We did this years ago
Daddy scowls,
stop crying
it’s not going to hurt you
just go
The pot sits waiting
No
I don’t even want to know
what happens after and
I’d rather bust with No. 2, so no
I
will
not
go

Chamber pot. Marion Doss. CC BY-SA
The perfectly beautiful, modern bathroom was soon finished at my grandparents’ home, although they occasionally referred to the toilet as “the pot” throughout the remainder of their years.

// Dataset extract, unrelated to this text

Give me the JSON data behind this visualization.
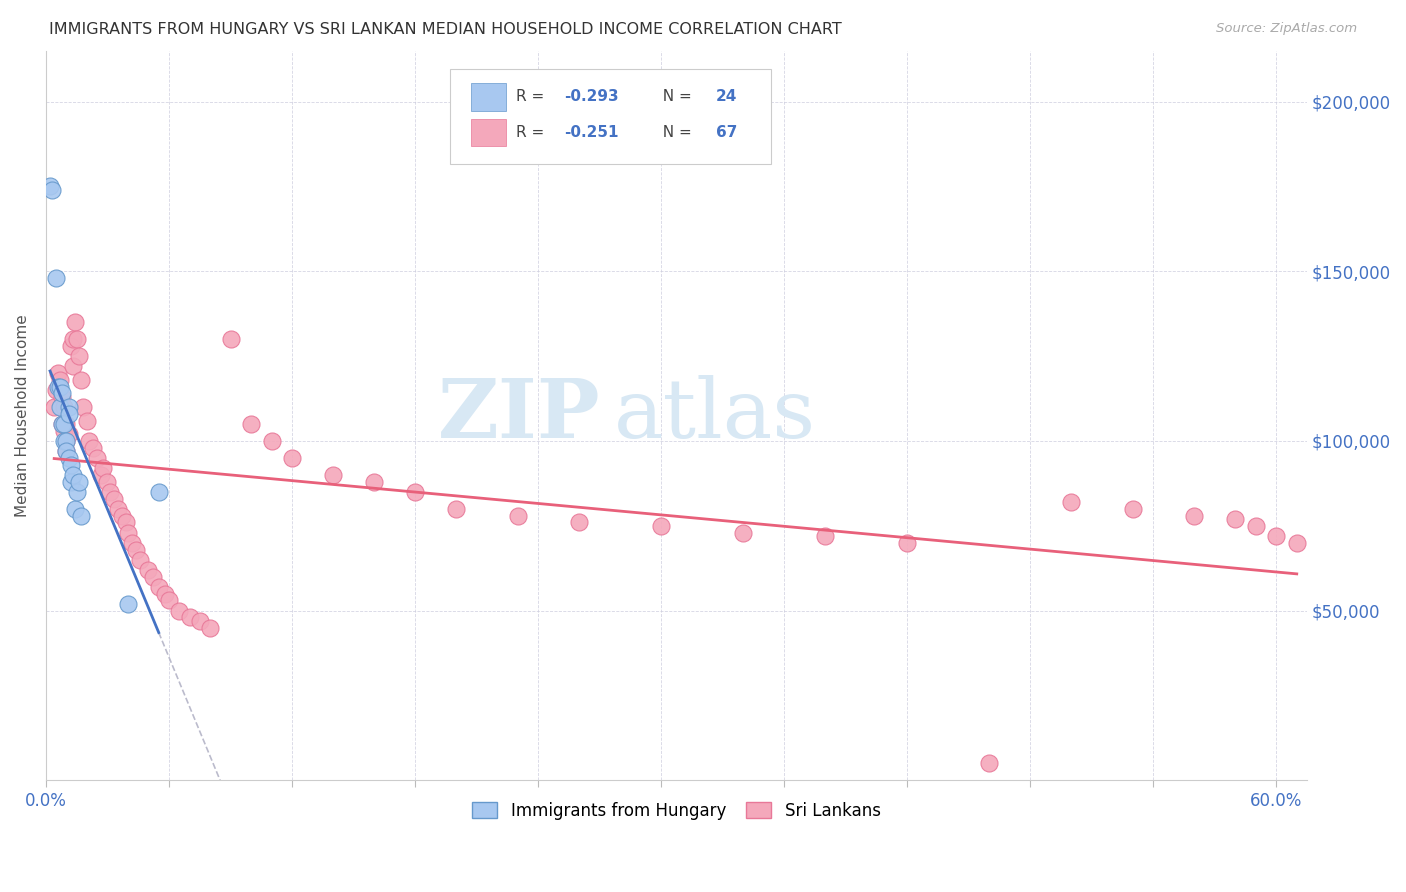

I can’t recall seeing the chamber pot ever again. Thank heaven.
*******
The annual Slice of Life Story Challenge with Two Writing Teachers is underway, meaning that I am posting every day in the month of March. This marks my fifth consecutive year and I’m experimenting with an abecedarian approach: On Day 16, I am writing around a word beginning with letter p, which could really have gone in a number of directions here…
Special thanks to Kim Johnson for the invitation to write a vivid childhood memory this week on Ethical ELA, inspiring this poem.